X has already secured a slew of state money transmitter licenses for the payment platform through its subsidiary X Payments. Preview materials indicate that users can earn up to 6% APY on deposit accounts—significantly above the current Federal Funds Rate range of 3.5-3.75%, the Senator noted.
Buying Twitter is an accelerant to creating X, the everything app
— Elon Musk (@elonmusk) October 4, 2022
Warren expressed particular concern about the potential of X Money partnering with Cross River Bank, which faced FDIC enforcement actions in both 2018 and 2023 for “unsafe” lending practices and “unfair and deceptive practices.”
Her scrutiny of X Money arrives amid a transformed regulatory landscape. During Musk's tenure as senior adviser to President Trump, Warren noted, the administration worked with Acting CFPB Director Russ Vought to fundamentally restructure the Consumer Financial Protection Bureau—the federal agency that would normally police consumer financial products like X Money.
The Trump administration has also enacted the GENIUS Act, legislation Warren argues has created a “suspicious carveout” for private companies like X to issue stablecoins without the “required approvals and guardrails” that apply to public commercial companies.
X Money and crypto
Launched in a “very limited access beta” in partnership with Visa last year, X Money is a cornerstone of Musk’s ambition to transform X into an "everything app" with integrated financial services. Earlier this year, the platform added “smart cashtags,” enabling users to “to trade stocks and crypto directly from timeline,” according to the firm’s Head of Product NIkita Bier. At the time, Bier clarified that, “X is not handling trade execution or acting as a brokerage,” adding that the firm is “just building the financial data tools and links.”

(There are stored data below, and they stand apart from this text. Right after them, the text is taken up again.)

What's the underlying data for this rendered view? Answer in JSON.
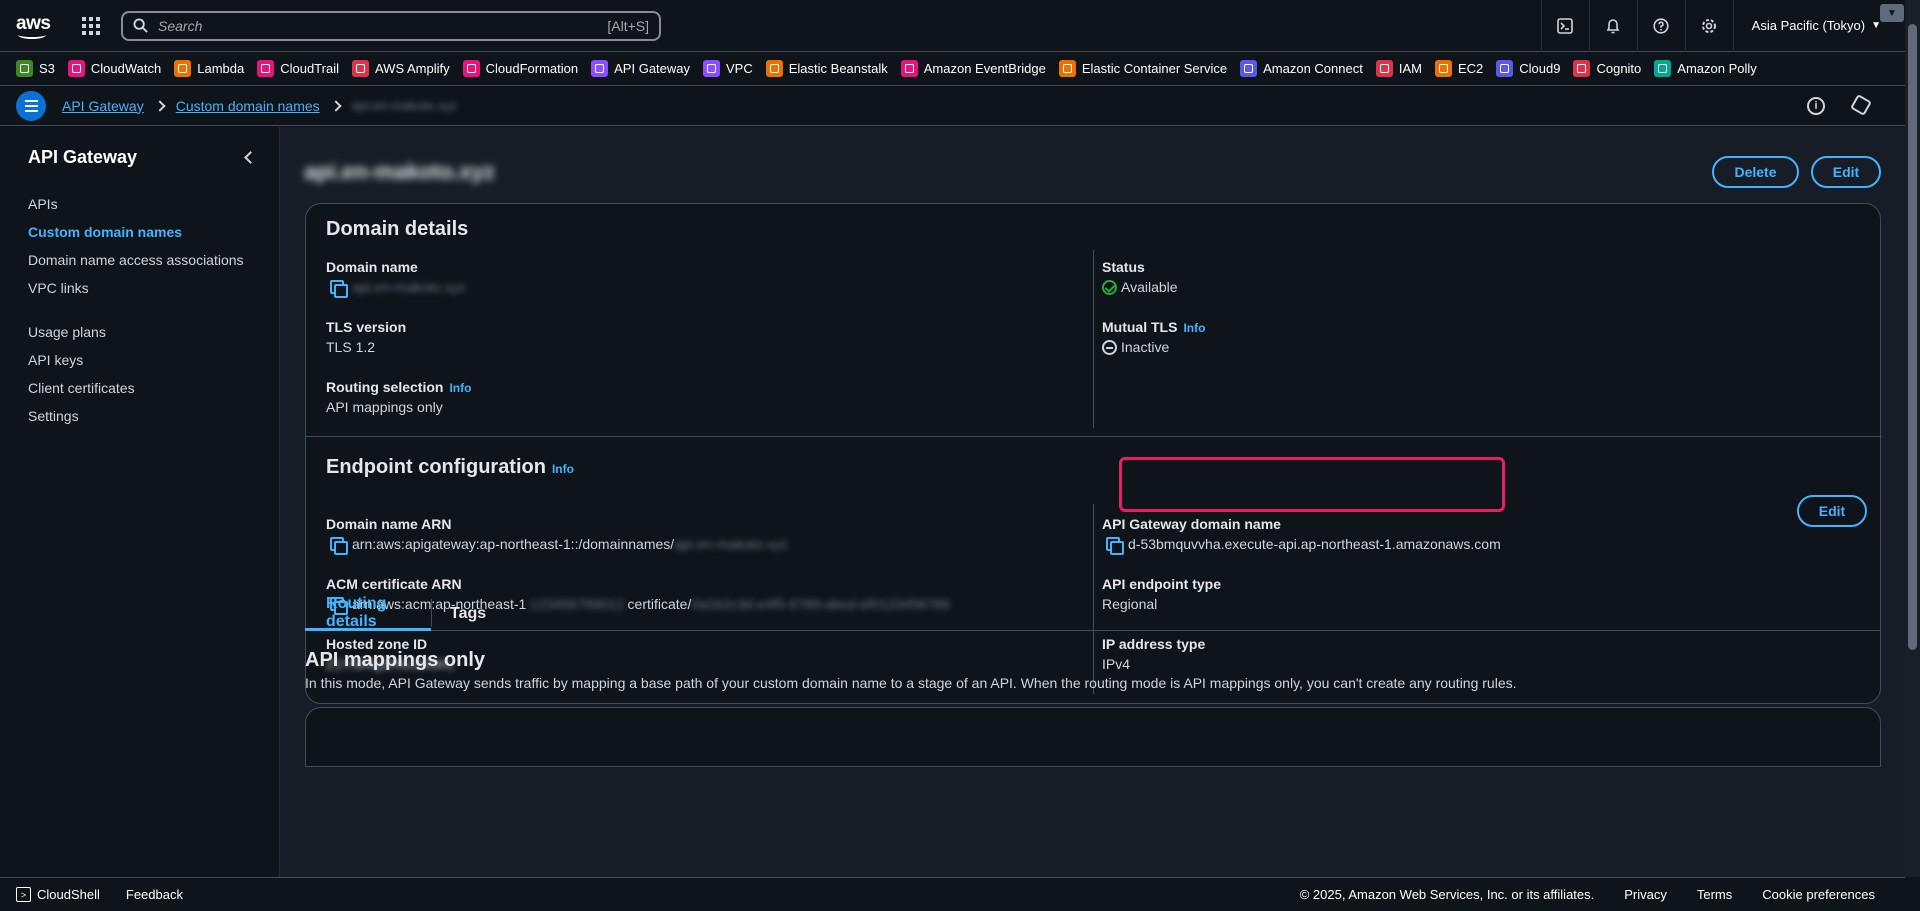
{
  "topnav": {
    "logo": "aws",
    "search_placeholder": "Search",
    "search_hint": "[Alt+S]",
    "region": "Asia Pacific (Tokyo)",
    "icons": [
      "cloudshell-icon",
      "bell-icon",
      "help-icon",
      "gear-icon"
    ]
  },
  "favorites": [
    {
      "label": "S3",
      "color": "#3f8624"
    },
    {
      "label": "CloudWatch",
      "color": "#e7157b"
    },
    {
      "label": "Lambda",
      "color": "#ed7100"
    },
    {
      "label": "CloudTrail",
      "color": "#e7157b"
    },
    {
      "label": "AWS Amplify",
      "color": "#dd344c"
    },
    {
      "label": "CloudFormation",
      "color": "#e7157b"
    },
    {
      "label": "API Gateway",
      "color": "#8c4fff"
    },
    {
      "label": "VPC",
      "color": "#8c4fff"
    },
    {
      "label": "Elastic Beanstalk",
      "color": "#ed7100"
    },
    {
      "label": "Amazon EventBridge",
      "color": "#e7157b"
    },
    {
      "label": "Elastic Container Service",
      "color": "#ed7100"
    },
    {
      "label": "Amazon Connect",
      "color": "#5a5ae6"
    },
    {
      "label": "IAM",
      "color": "#dd344c"
    },
    {
      "label": "EC2",
      "color": "#ed7100"
    },
    {
      "label": "Cloud9",
      "color": "#5a5ae6"
    },
    {
      "label": "Cognito",
      "color": "#dd344c"
    },
    {
      "label": "Amazon Polly",
      "color": "#01a88d"
    }
  ],
  "breadcrumb": {
    "items": [
      "API Gateway",
      "Custom domain names"
    ],
    "current": "api.en-makoto.xyz"
  },
  "sidebar": {
    "title": "API Gateway",
    "group1": [
      "APIs",
      "Custom domain names",
      "Domain name access associations",
      "VPC links"
    ],
    "group2": [
      "Usage plans",
      "API keys",
      "Client certificates",
      "Settings"
    ]
  },
  "page": {
    "title": "api.en-makoto.xyz",
    "delete_label": "Delete",
    "edit_label": "Edit"
  },
  "domain_details": {
    "title": "Domain details",
    "domain_name_label": "Domain name",
    "domain_name_value": "api.en-makoto.xyz",
    "tls_label": "TLS version",
    "tls_value": "TLS 1.2",
    "routing_label": "Routing selection",
    "routing_value": "API mappings only",
    "status_label": "Status",
    "status_value": "Available",
    "mtls_label": "Mutual TLS",
    "mtls_value": "Inactive",
    "info": "Info"
  },
  "endpoint": {
    "title": "Endpoint configuration",
    "info": "Info",
    "edit_label": "Edit",
    "arn_label": "Domain name ARN",
    "arn_value": "arn:aws:apigateway:ap-northeast-1::/domainnames/",
    "arn_hidden": "api.en-makoto.xyz",
    "acm_label": "ACM certificate ARN",
    "acm_value_prefix": "arn:aws:acm:ap-northeast-1",
    "acm_hidden_account": ":123456789012:",
    "acm_value_mid": "certificate/",
    "acm_hidden_id": "0a1b2c3d-e4f5-6789-abcd-ef0123456789",
    "zone_label": "Hosted zone ID",
    "zone_value": "Z1YSHQZHG15GKL",
    "gw_label": "API Gateway domain name",
    "gw_value": "d-53bmquvvha.execute-api.ap-northeast-1.amazonaws.com",
    "type_label": "API endpoint type",
    "type_value": "Regional",
    "ip_label": "IP address type",
    "ip_value": "IPv4"
  },
  "tabs": [
    "Routing details",
    "Tags"
  ],
  "mappings": {
    "title": "API mappings only",
    "text": "In this mode, API Gateway sends traffic by mapping a base path of your custom domain name to a stage of an API. When the routing mode is API mappings only, you can't create any routing rules."
  },
  "footer": {
    "cloudshell": "CloudShell",
    "feedback": "Feedback",
    "copyright": "© 2025, Amazon Web Services, Inc. or its affiliates.",
    "privacy": "Privacy",
    "terms": "Terms",
    "cookies": "Cookie preferences"
  }
}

The question of whether X Money will feature crypto payments has sparked much debate—and price action, particularly linked to Dogecoin, the meme coin enthusiastically endorsed by Musk as his “favorite cryptocurrency.”
To date, however, the firm has yet to share any hard details pointing to crypto functionality, though Musk has retweeted a third-party forecast of the app’s future features including loans, money market accounts, and “crypto integration.”